MAP-kinase activity induced by 17β-estradiol results in an enhanced DNA-binding activity of AP-1 [33
] and 17β-estradiol-induced expression of cyclin D1
depends both on the AP-1 site within the promoter and on an intact MAP-kinase activity [34
]. We have shown that an intact MAP-kinase pathway is required for 17β-estradiol-induced activation of the coll-73-luc reporter, and we have shown that the activity does not depend on an intact PI3-kinase activity (Fig. ). These results agree with those of Dos Santos and those of Marino.

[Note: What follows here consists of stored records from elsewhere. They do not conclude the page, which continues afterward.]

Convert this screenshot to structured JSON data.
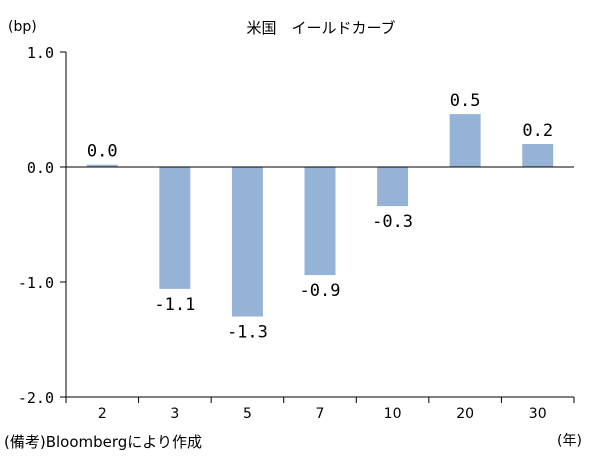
{
  "chart_data": {
    "type": "bar",
    "title": "米国　イールドカーブ",
    "ylabel": "(bp)",
    "xlabel": "(年)",
    "categories": [
      "2",
      "3",
      "5",
      "7",
      "10",
      "20",
      "30"
    ],
    "values": [
      0.02,
      -1.06,
      -1.3,
      -0.94,
      -0.34,
      0.46,
      0.2
    ],
    "data_labels": [
      "0.0",
      "-1.1",
      "-1.3",
      "-0.9",
      "-0.3",
      "0.5",
      "0.2"
    ],
    "ylim": [
      -2.0,
      1.0
    ],
    "yticks": [
      1.0,
      0.0,
      -1.0,
      -2.0
    ],
    "ytick_labels": [
      "1.0",
      "0.0",
      "-1.0",
      "-2.0"
    ],
    "bar_color": "#95b3d7",
    "grid": false
  },
  "footnote": "(備考)Bloombergにより作成"
}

Furthermore, Src-kinase is not required for 17β-estradiol-induced activation of AP-1, as shown by the intact responses on the coll-73-luc reporter upon co-transfection of cells devoid of Src-kinase with NLSA, ERβ 148-530 or C201A/C204A (Fig. ). We have previously shown that 17β-estradiol-induced transactivation of Stat-regulated promoters requires intact MAP-kinase, PI3-kinase and Src-kinase activities [17
]. Thus, our results suggest that distinct signal transduction pathways are involved in ER-dependent non-genomic actions targeting promoters regulated by AP-1 and by Stat proteins. The transcriptional activity of c-Jun depends only on serine phosphorylation [35
]. However, tyrosine phosphorylation is a pre-requisite for inducing nuclear translocation and DNA-binding activity of Stat proteins [36
], and this may explain why Src-kinase and PI3-kinase [16
] are required in the pathway targeting Stat-regulated promoters. Furthermore, the inability of 17β-estradiol-bound ERs to induce Src-kinase activity in the presence of estrogen antagonists [13
] might explain our previous finding that 17β-estradiol-induced activation of Stat proteins is inhibited in the presence of tamoxifen [17
]. In contrast, however, NLSA induced AP-1 activity in response to tamoxifen (Fig. ), independently of Src-kinase activity (Fig. ). Thus, the set of signal transduction proteins available in a given cell probably determines which target transcription factors are activated by ligand-bound ERs present in the cytoplasm, and hence the cellular outcome.